National
Ministry to tighten foreign affiliations of Nepali colleges
Move aimed to ensure that colleges affiliate only with top 1,000 universities and institutions in world rankings.Post Report
The Ministry of Education, Science and Technology has decided to amend the directives to regulate the colleges with foreign affiliations in line with the suggestions from two expert panels.
A meeting of the Central Monitoring and Evaluation Committee on Sunday formed a committee chaired by a joint-secretary at the ministry to move ahead with the amendment process. The committee, which will have representatives from the ministries of finance and law, will proceed with the amendment incorporating the suggestions from the expert panels.
Two separate panels led by former secretary Shankar Koirala and Binil Aryal, dean at the Institute of Science and Technology, Tribhuvan University, were formed to study the operation and performance of such colleges. Both reports claimed that most of these lack quality and have not been abiding by the existing laws.
The panels said the government should permit only those colleges that are affiliated to a university listed among top 1,000 in global rankings. Only eight of the 59 colleges have affiliations from the universities placed within 1,000 in the Times Higher Education World University ranking.
While the Koirala-led committee was formed by then education minister Sumana Shrestha, incumbent minister Bidya Bhattarai constituted the Aryal-led panel. Both the panels suggested revising the directives to amend the affiliation criteria, student admissions, quota system and scholarship. The existing rules provision that colleges can operate with a foreign affiliation given that the affiliating universities are either listed among top 1,000 or have received quality assurance accreditation.
The college managers, however, have been raising questions over the impartiality of the expert panels. “A majority of the Aryal-led panel are the professors from a university that is our competitor. We fail to accept its recommendations as fair,” Laxman KC, chairperson of the International Education Providers Association, Nepal, told the Post. “We object to the ministry’s act of moving ahead to amend the directives without consulting with us.”
The association has even challenged the government’s move in the Supreme Court. Close to 30,000 students had enrolled in these colleges until the previous academic year. These colleges offer bachelor’s and master’s programmes.
In India, only those foreign institutions that figure in the top 500 of global ranking by Times Higher Education World University Ranking or Shanghai Jiaotong university can affiliate Indian colleges.

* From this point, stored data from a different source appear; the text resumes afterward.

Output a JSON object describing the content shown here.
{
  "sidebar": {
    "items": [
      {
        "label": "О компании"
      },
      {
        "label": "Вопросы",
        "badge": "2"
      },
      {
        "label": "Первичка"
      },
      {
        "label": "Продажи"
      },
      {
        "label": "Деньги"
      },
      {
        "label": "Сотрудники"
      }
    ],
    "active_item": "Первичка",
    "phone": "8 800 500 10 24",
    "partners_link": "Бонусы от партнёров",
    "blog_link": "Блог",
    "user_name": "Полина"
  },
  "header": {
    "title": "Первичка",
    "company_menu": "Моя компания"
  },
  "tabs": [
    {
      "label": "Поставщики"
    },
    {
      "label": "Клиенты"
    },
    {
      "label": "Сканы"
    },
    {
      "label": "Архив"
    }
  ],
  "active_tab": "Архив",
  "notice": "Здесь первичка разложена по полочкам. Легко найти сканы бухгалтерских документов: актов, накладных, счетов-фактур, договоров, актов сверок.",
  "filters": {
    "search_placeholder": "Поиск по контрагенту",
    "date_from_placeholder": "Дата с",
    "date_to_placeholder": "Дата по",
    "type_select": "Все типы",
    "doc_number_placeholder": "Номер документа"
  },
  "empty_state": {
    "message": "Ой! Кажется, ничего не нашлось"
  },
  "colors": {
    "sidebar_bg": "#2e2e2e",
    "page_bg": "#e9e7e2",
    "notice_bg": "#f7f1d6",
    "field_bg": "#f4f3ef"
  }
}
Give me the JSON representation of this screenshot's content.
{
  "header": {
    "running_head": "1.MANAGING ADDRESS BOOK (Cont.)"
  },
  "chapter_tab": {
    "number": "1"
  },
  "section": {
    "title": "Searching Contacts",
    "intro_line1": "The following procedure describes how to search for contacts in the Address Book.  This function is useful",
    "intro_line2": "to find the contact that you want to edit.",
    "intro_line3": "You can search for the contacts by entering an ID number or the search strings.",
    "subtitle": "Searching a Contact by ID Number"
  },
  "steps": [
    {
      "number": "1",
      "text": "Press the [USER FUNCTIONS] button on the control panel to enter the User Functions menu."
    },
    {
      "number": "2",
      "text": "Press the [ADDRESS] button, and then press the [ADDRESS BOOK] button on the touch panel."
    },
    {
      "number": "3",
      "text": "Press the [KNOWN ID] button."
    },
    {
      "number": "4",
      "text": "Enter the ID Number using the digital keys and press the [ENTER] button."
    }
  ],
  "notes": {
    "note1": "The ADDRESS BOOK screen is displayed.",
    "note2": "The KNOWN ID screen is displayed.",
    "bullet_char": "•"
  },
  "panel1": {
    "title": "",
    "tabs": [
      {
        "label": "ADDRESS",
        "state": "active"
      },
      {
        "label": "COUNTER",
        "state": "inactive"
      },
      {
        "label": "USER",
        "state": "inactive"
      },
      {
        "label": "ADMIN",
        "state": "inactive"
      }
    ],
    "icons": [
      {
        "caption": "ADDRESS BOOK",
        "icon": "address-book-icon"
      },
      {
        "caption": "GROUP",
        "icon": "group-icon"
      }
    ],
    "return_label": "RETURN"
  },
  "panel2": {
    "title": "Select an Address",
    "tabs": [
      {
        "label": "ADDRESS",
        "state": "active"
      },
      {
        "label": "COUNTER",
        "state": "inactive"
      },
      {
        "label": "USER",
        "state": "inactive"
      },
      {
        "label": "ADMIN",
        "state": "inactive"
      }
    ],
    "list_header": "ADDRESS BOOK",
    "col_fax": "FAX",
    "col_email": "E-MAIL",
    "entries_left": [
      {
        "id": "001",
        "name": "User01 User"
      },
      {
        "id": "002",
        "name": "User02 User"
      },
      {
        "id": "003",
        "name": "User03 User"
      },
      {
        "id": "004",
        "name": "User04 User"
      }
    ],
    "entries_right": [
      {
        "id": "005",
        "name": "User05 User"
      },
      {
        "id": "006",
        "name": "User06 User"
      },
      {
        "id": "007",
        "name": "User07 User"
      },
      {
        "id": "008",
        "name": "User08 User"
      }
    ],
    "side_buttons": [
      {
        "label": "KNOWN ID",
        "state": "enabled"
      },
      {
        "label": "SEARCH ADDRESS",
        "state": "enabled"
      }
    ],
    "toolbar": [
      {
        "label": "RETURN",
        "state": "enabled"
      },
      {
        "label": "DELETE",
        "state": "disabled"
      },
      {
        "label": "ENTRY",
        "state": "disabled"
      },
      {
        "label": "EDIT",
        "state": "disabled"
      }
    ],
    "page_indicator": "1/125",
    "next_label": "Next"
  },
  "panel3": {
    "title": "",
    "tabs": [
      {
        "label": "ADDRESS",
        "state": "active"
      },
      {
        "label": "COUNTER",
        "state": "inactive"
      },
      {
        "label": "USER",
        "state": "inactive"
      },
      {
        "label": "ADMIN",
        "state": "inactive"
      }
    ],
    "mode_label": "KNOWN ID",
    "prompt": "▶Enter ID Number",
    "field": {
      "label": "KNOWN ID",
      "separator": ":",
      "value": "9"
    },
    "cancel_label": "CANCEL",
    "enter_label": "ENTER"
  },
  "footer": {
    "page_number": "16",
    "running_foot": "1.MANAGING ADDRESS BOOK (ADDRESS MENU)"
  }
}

The expert panels, claiming that most of such colleges were running haphazardly in Nepal, have stressed that proper regulation is necessary to ensure their quality of education. They have suggested giving five years to the existing colleges to receive affiliations from one of such reputed colleges.
The committees also have suggested that the University Grants Commission should record the data of students admitted to these colleges, allocate student quotas for a particular programme and allow admissions only twice a year. Experts have suggested that the admission quotas should be determined based on the evaluation of the physical and educational infrastructure of the college.

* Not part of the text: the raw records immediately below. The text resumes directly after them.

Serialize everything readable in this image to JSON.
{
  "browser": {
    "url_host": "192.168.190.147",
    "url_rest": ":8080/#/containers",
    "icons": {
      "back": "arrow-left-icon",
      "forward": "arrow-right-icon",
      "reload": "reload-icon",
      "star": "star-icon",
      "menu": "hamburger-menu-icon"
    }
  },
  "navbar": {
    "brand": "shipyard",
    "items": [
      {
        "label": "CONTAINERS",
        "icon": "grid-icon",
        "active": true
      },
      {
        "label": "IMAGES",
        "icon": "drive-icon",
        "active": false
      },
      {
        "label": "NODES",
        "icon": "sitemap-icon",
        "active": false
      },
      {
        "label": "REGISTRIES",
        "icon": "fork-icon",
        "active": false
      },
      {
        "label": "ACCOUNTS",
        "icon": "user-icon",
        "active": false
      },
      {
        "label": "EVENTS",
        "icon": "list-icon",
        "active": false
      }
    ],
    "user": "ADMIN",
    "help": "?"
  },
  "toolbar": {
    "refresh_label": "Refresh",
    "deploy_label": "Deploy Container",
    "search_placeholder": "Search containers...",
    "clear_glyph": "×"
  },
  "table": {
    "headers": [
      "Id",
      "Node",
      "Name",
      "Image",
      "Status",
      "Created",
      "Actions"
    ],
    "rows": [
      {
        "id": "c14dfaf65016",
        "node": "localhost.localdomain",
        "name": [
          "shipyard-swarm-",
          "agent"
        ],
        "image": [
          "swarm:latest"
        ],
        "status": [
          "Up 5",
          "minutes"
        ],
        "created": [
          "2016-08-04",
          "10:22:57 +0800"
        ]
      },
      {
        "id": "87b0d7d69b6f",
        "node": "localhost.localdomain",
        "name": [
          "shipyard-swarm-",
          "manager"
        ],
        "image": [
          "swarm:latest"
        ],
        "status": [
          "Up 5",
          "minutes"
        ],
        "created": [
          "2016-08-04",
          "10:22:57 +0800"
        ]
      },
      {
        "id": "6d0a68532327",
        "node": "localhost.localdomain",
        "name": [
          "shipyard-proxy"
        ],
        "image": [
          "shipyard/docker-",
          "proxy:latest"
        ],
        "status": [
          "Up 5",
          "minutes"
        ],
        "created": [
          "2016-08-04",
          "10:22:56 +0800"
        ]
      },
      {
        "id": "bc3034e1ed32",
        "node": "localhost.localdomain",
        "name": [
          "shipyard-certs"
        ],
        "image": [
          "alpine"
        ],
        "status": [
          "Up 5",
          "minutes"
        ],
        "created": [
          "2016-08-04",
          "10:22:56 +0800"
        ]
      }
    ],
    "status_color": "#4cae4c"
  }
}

Ensuring full scholarships to 10 percent of the students enrolled and not allowing frequent changes of location of such colleges are the other suggestions. They have also suggested cancelling the affiliation of those colleges that lack the infrastructure as specified in the guidelines.

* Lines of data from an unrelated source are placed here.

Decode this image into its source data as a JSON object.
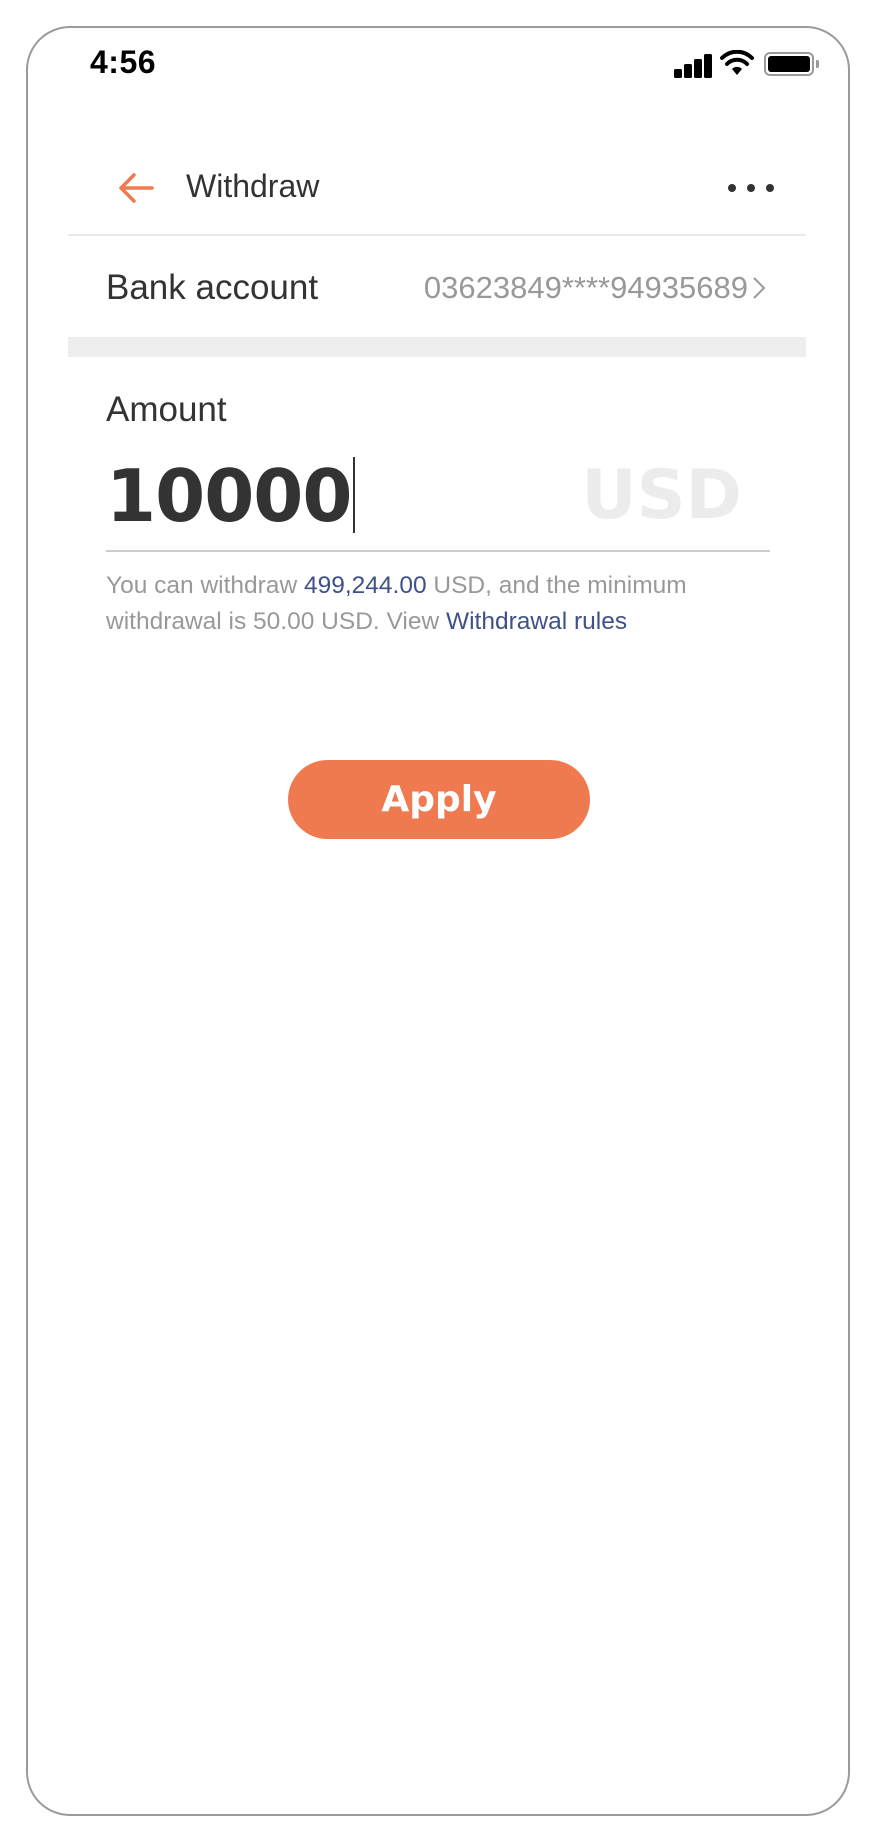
{
  "status_bar": {
    "time": "4:56",
    "icons": [
      "signal-icon",
      "wifi-icon",
      "battery-icon"
    ]
  },
  "header": {
    "back_icon": "arrow-left-icon",
    "title": "Withdraw",
    "more_icon": "more-horizontal-icon"
  },
  "bank_account": {
    "label": "Bank account",
    "value": "03623849****94935689",
    "chevron_icon": "chevron-right-icon"
  },
  "amount": {
    "label": "Amount",
    "value": "10000",
    "currency": "USD"
  },
  "hint": {
    "prefix": "You can withdraw ",
    "available": "499,244.00",
    "middle": " USD, and the minimum withdrawal is 50.00 USD. View ",
    "link": "Withdrawal rules"
  },
  "actions": {
    "apply_label": "Apply"
  },
  "colors": {
    "accent": "#ef7a4f",
    "link": "#3f5188",
    "muted_text": "#999999",
    "primary_text": "#333333"
  }
}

The Koirala-led panel has recommended bringing the foreign-affiliated colleges under the purview of law. "Through legal arrangement, the ministry should set the minimum standards for educational institutions such that the institutions that fail to meet or maintain those standards may be shut down," the report said.
Until the law is passed, a committee coordinated by professors of the university has been suggested for recommending how the college should run. Affiliations can be granted only after recommendation by such a committee.
The experts have suggested making arrangements for displaying the programme, duration, curricula, credits, teaching methods, seats, fee structure, evaluation system, degree and recognition at the respective colleges so that people have clear information about them.